Palm tree-inspired wind turbine being tested in Colorado
The future of wind turbines is just a drive down the road from the Colorado School of Mines campus.
The scaled-down prototype soon to begin operational testing at the National Wind Technology Center in Boulder, though, takes its inspiration from a decidedly un-Colorado source. The Segmented Ultralight Morphing Rotor, or SUMR, is more palm tree than pine.
“Palm trees bend in the wind but don’t break,” said Kathryn Johnson, associate professor of electrical engineering at Mines. “The idea that Eric Loth at the University of Virginia came up with is to use that same bio-inspired load alignment for wind turbine blades.”
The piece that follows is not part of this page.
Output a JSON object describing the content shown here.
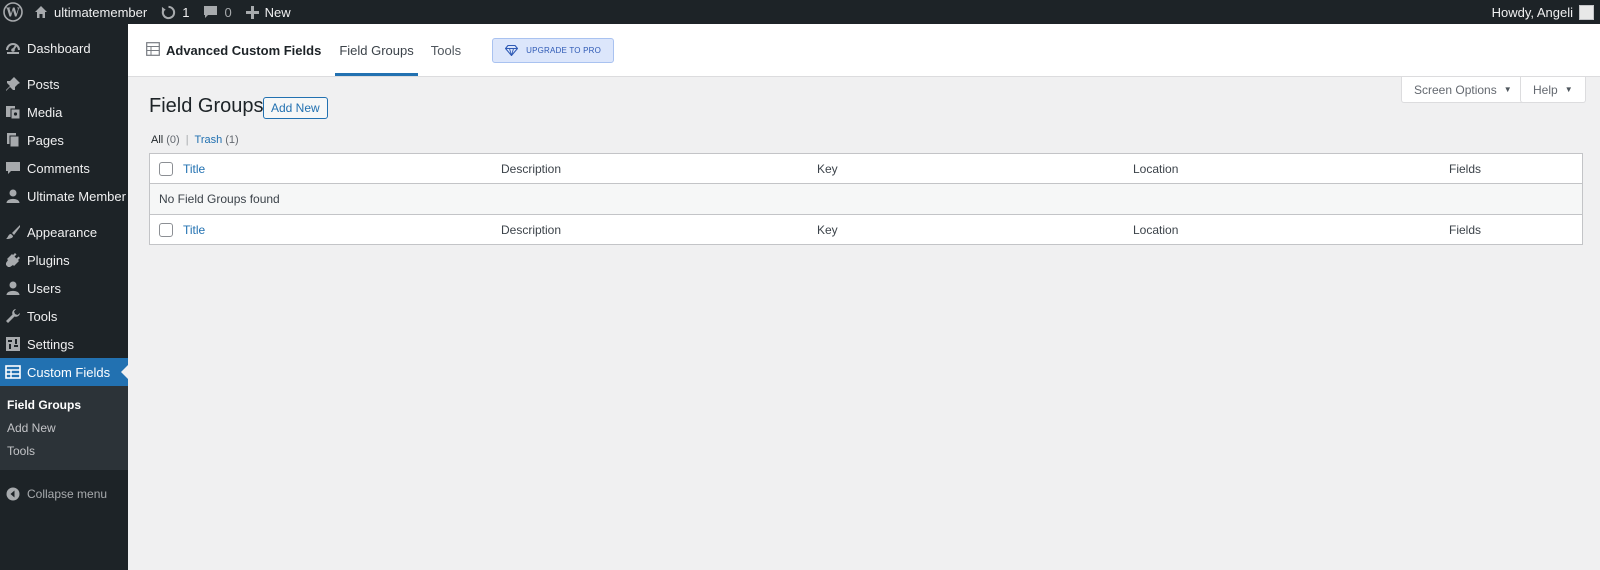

The end result could be the largest wind turbine ever built, a behemoth capable of producing 50 megawatts of power from an offshore wind farm. The largest turbines in production today are rated for just 5-10 megawatts.
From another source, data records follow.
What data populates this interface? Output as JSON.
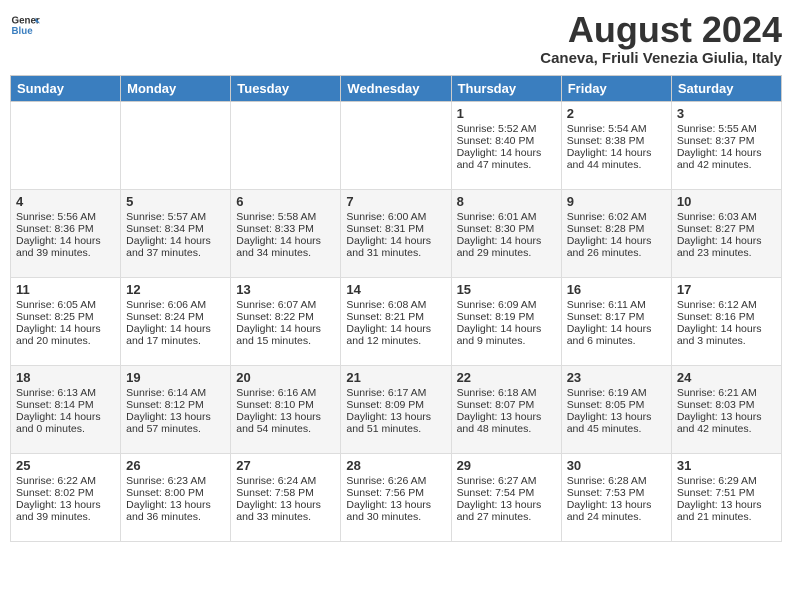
{
  "header": {
    "logo_general": "General",
    "logo_blue": "Blue",
    "month_year": "August 2024",
    "location": "Caneva, Friuli Venezia Giulia, Italy"
  },
  "days_of_week": [
    "Sunday",
    "Monday",
    "Tuesday",
    "Wednesday",
    "Thursday",
    "Friday",
    "Saturday"
  ],
  "weeks": [
    [
      {
        "day": "",
        "content": ""
      },
      {
        "day": "",
        "content": ""
      },
      {
        "day": "",
        "content": ""
      },
      {
        "day": "",
        "content": ""
      },
      {
        "day": "1",
        "content": "Sunrise: 5:52 AM\nSunset: 8:40 PM\nDaylight: 14 hours and 47 minutes."
      },
      {
        "day": "2",
        "content": "Sunrise: 5:54 AM\nSunset: 8:38 PM\nDaylight: 14 hours and 44 minutes."
      },
      {
        "day": "3",
        "content": "Sunrise: 5:55 AM\nSunset: 8:37 PM\nDaylight: 14 hours and 42 minutes."
      }
    ],
    [
      {
        "day": "4",
        "content": "Sunrise: 5:56 AM\nSunset: 8:36 PM\nDaylight: 14 hours and 39 minutes."
      },
      {
        "day": "5",
        "content": "Sunrise: 5:57 AM\nSunset: 8:34 PM\nDaylight: 14 hours and 37 minutes."
      },
      {
        "day": "6",
        "content": "Sunrise: 5:58 AM\nSunset: 8:33 PM\nDaylight: 14 hours and 34 minutes."
      },
      {
        "day": "7",
        "content": "Sunrise: 6:00 AM\nSunset: 8:31 PM\nDaylight: 14 hours and 31 minutes."
      },
      {
        "day": "8",
        "content": "Sunrise: 6:01 AM\nSunset: 8:30 PM\nDaylight: 14 hours and 29 minutes."
      },
      {
        "day": "9",
        "content": "Sunrise: 6:02 AM\nSunset: 8:28 PM\nDaylight: 14 hours and 26 minutes."
      },
      {
        "day": "10",
        "content": "Sunrise: 6:03 AM\nSunset: 8:27 PM\nDaylight: 14 hours and 23 minutes."
      }
    ],
    [
      {
        "day": "11",
        "content": "Sunrise: 6:05 AM\nSunset: 8:25 PM\nDaylight: 14 hours and 20 minutes."
      },
      {
        "day": "12",
        "content": "Sunrise: 6:06 AM\nSunset: 8:24 PM\nDaylight: 14 hours and 17 minutes."
      },
      {
        "day": "13",
        "content": "Sunrise: 6:07 AM\nSunset: 8:22 PM\nDaylight: 14 hours and 15 minutes."
      },
      {
        "day": "14",
        "content": "Sunrise: 6:08 AM\nSunset: 8:21 PM\nDaylight: 14 hours and 12 minutes."
      },
      {
        "day": "15",
        "content": "Sunrise: 6:09 AM\nSunset: 8:19 PM\nDaylight: 14 hours and 9 minutes."
      },
      {
        "day": "16",
        "content": "Sunrise: 6:11 AM\nSunset: 8:17 PM\nDaylight: 14 hours and 6 minutes."
      },
      {
        "day": "17",
        "content": "Sunrise: 6:12 AM\nSunset: 8:16 PM\nDaylight: 14 hours and 3 minutes."
      }
    ],
    [
      {
        "day": "18",
        "content": "Sunrise: 6:13 AM\nSunset: 8:14 PM\nDaylight: 14 hours and 0 minutes."
      },
      {
        "day": "19",
        "content": "Sunrise: 6:14 AM\nSunset: 8:12 PM\nDaylight: 13 hours and 57 minutes."
      },
      {
        "day": "20",
        "content": "Sunrise: 6:16 AM\nSunset: 8:10 PM\nDaylight: 13 hours and 54 minutes."
      },
      {
        "day": "21",
        "content": "Sunrise: 6:17 AM\nSunset: 8:09 PM\nDaylight: 13 hours and 51 minutes."
      },
      {
        "day": "22",
        "content": "Sunrise: 6:18 AM\nSunset: 8:07 PM\nDaylight: 13 hours and 48 minutes."
      },
      {
        "day": "23",
        "content": "Sunrise: 6:19 AM\nSunset: 8:05 PM\nDaylight: 13 hours and 45 minutes."
      },
      {
        "day": "24",
        "content": "Sunrise: 6:21 AM\nSunset: 8:03 PM\nDaylight: 13 hours and 42 minutes."
      }
    ],
    [
      {
        "day": "25",
        "content": "Sunrise: 6:22 AM\nSunset: 8:02 PM\nDaylight: 13 hours and 39 minutes."
      },
      {
        "day": "26",
        "content": "Sunrise: 6:23 AM\nSunset: 8:00 PM\nDaylight: 13 hours and 36 minutes."
      },
      {
        "day": "27",
        "content": "Sunrise: 6:24 AM\nSunset: 7:58 PM\nDaylight: 13 hours and 33 minutes."
      },
      {
        "day": "28",
        "content": "Sunrise: 6:26 AM\nSunset: 7:56 PM\nDaylight: 13 hours and 30 minutes."
      },
      {
        "day": "29",
        "content": "Sunrise: 6:27 AM\nSunset: 7:54 PM\nDaylight: 13 hours and 27 minutes."
      },
      {
        "day": "30",
        "content": "Sunrise: 6:28 AM\nSunset: 7:53 PM\nDaylight: 13 hours and 24 minutes."
      },
      {
        "day": "31",
        "content": "Sunrise: 6:29 AM\nSunset: 7:51 PM\nDaylight: 13 hours and 21 minutes."
      }
    ]
  ]
}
The key is flexibility, Johnson said. The turbine’s two ultralight, ultralong blades are affixed in a downwind position, instead of the traditional upwind configuration. That will allow the blades to bend out of strong wind, therefore putting less stress on the other turbine components.
“Part of the goal for every new wind turbine design is to reduce what’s called the levelized cost of energy,” Johnson said. “That super flexibility means you don’t need as much material or as expensive a material. You could always make something super stiff by adding a ton of carbon, but that’s so expensive.”
Making sure the ultralight, ultraflexible turbine behaves as desired is where Johnson and her PhD students Dana Martin and Sepideh Kianbakht come in. A control systems expert, Johnson is working with colleagues at the University of Colorado on the control system that oversees the turbine’s blade pitch, generator torque and more.
“When things get more flexible, they get harder to control,” Johnson said. “The big thing because of the flexibility is the deflection of the blade tips—how much it’s moving out of the normal position, upwind and downwind. If you picture something really flexible that you start shaking, it will go both ways. It will swing back upwind even when the wind is pushing it downwind as it vibrates. We’re making sure it doesn’t come too far upwind and hit the tower—because that would destroy everything.”
Once full operational testing begins, researchers plan to collect data on blade strain, tip deflection, power, torsion and more for up to a year. That information will then guide the next stage of the project, scaling up the prototype to a 50-megawatt giant.
So, if you drive by the National Renewable Energy Laboratory’s National Wind Technology Center off Highways 93 and 128 and find yourself slightly concerned by one of the turbine’s blades flapping in the wind, that’s entirely the point.
This research is funded by the U.S. Department of Energy’s Advanced Research Projects Agency–Energy (ARPA-E) program. Also collaborating on the UVA-led project are researchers from the University of Illinois, University of Colorado, National Renewable Energy Laboratory and the University of Texas Dallas. The SUMR team will showcase their project at ARPA-E Energy Innovation Summit in Denver on July 8-10.